Healthcare was the first topic addressed on both nights of last week's Democratic presidential debates in Detroit, and while the various positions expressed weren't a surprise, the level of acrimony was. The candidates' heated discussion over the merits of government-run healthcare exposed emotions that seemed to run deeper than the standard political fissures between the liberal and moderate wings of the party.
In Tuesday night's debate, Sens. Bernie Sanders and Elizabeth Warren laid out their proposals for replacing the country's private health insurance system with a single-payer "Medicare for All" platform. Meanwhile, former Rep. John Delaney and Gov. Steve Bullock pushed back on the progressive proposals as "fairy-tale" and "wish-list" economics, respectively. Former Gov. John Hickenlooper went so far as to predict that a Medicare for All platform would be "a disaster at the ballot box" for Democrats.

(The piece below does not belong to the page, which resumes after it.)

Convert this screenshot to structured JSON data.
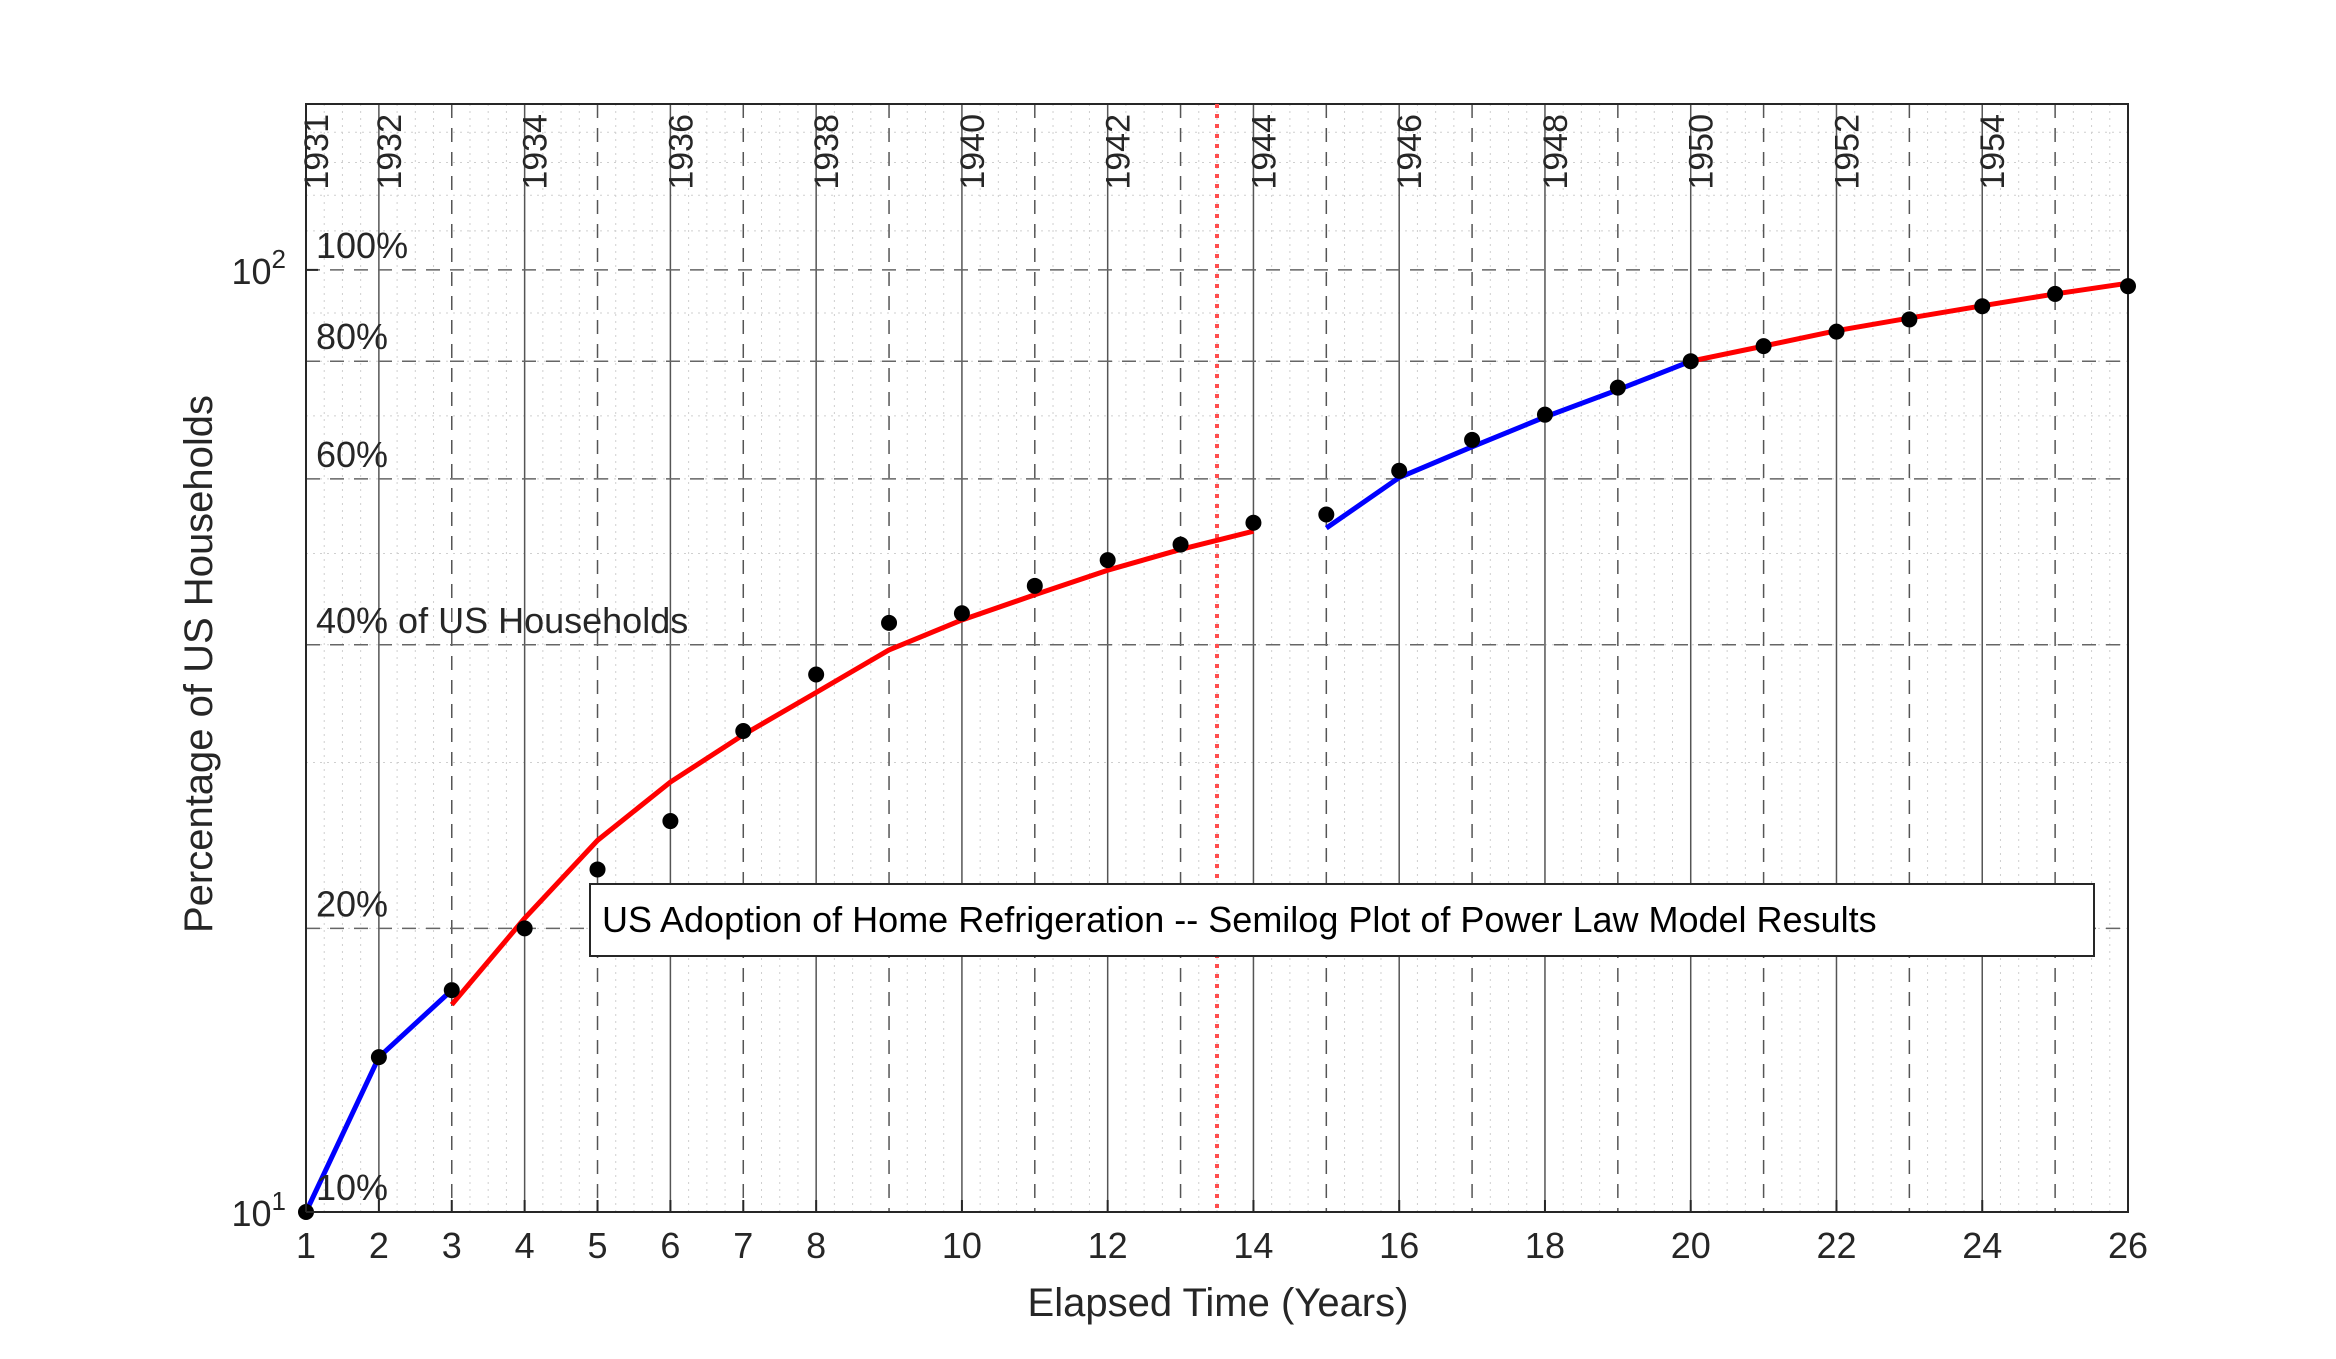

In the Wednesday night edition, Sen. Kamala Harris -- who recently unveiled her own government-run healthcare plan -- took issue with former Vice President Joe Biden's incremental approach to expanding the 2010 Affordable Care Act (ACA), claiming it isn't bold enough and would still leave millions of Americans without health insurance. Biden countercharged that Harris' plan would be prohibitively expensive and mark the end of employer-based insurance.
When their turns came, Mayor Pete Buttigieg, former Rep. Beto O'Rourke and Sen. Amy Klobuchar advocated middle-ground policies such as "Medicare for All Who Want It."
Democrats May Be All Ears on Healthcare
While the Democratic candidates for president were clashing, Democrats nationwide -- including independents who lean Democratic -- may have actually agreed with both sides and the middle. That's because Democrats hold conflicting views on the issue.
On the one hand, when given a choice between a healthcare system run by the federal government and one based mostly on private health insurance, 65% of Democrats and Democratic-leaning independents opt for a government-run system.
On the other hand, the vast majority of Democrats still approve of the ACA, and their support has only increased since Donald Trump took office, registering above 80% each of the past three years.
Democrats' support for the ACA doesn't mean they think the law is sacrosanct. Less than a third, 31%, want to keep the ACA intact while 58% think major changes are needed. Seven percent think it should be replaced with something else. However, the ACA represents something positive in their mind, and defending it, as Biden does, may not sound unreasonable.
|Keep as is||Make significant changes||Repeal and replace with new plan||Other/No opinion|
|These results are the summary of a series of questions asking those who favor the Affordable Care Act (ACA) whether they want to keep it as is or change it, and asking those who oppose the ACA whether they want it changed or repealed.|
The ACA is also synonymous with President Barack Obama, and given his popularity -- 91% of Democrats viewed Obama favorably in Gallup's most recent reading -- it's understandable that Democrats would want to support his signature policy achievement.
Two other points:
Democrats support the general idea of government involvement in healthcare. Specifically, 85% of Democrats and Democratic-leaning independents surveyed in 2018, compared with 27% of Republicans and Republican-leaning independents, believe it is the responsibility of the federal government to ensure that all Americans have healthcare coverage. While that may buttress calls for Medicare for All, it isn't inconsistent with the ACA, where government involvement means ensuring consumers have affordable healthcare options, even if the government itself isn't providing coverage.
Warren and Sanders link their calls for universal healthcare to breaking the hold that the pharmaceutical industry has on drug prices. That likely has some appeal given that the pharmaceutical industry is among the least popular industries in the United States, with only the federal government rated worse.
Does Democratic Talk of Replacing Obamacare Risk Offending Black Voters?
It's possible that progressives' call for scrapping the ACA may have offended Obama's fan base in the party, particularly blacks.
What do the data suggest?
Gallup reviewed black Democrats' views of the ACA using combined data from 2016, 2017 and 2018. This shows black Democrats are significantly more likely than white Democrats to want to keep the ACA intact: 42% vs. 23%, respectively.
At the same time, the majority of black Democrats (53%) believe the ACA should undergo significant changes or even be replaced. And when asked to choose between a government-run system vs. private health insurance, black Democrats are just as likely as white Democrats to say they favor a government-run system.
|White Democrats||Black Democrats|
|Preference for Affordable Care Act|
|Keep as is||23||42|
|Make significant changes||63||51|
|Repeal and replace with new plan||8||2|
|Preference for U.S. healthcare system|
|System based on private insurance||31||31|
|Combined data from Gallup 2016-2018 Health and Healthcare polls, conducted each November|
Taking these findings together, black Democrats appear to be as amenable as white Democrats to "Medicare for All" types of proposals, but they may be less open than whites to dismantling the ACA.
More broadly, while the Democratic candidates are arguing over healthcare policy like their political futures depend on it, rank-and-file Democrats may like much of what they hear from all of the candidates, and therefore be more focused on who is the better messenger to face President Trump than on the specific policies they are espousing.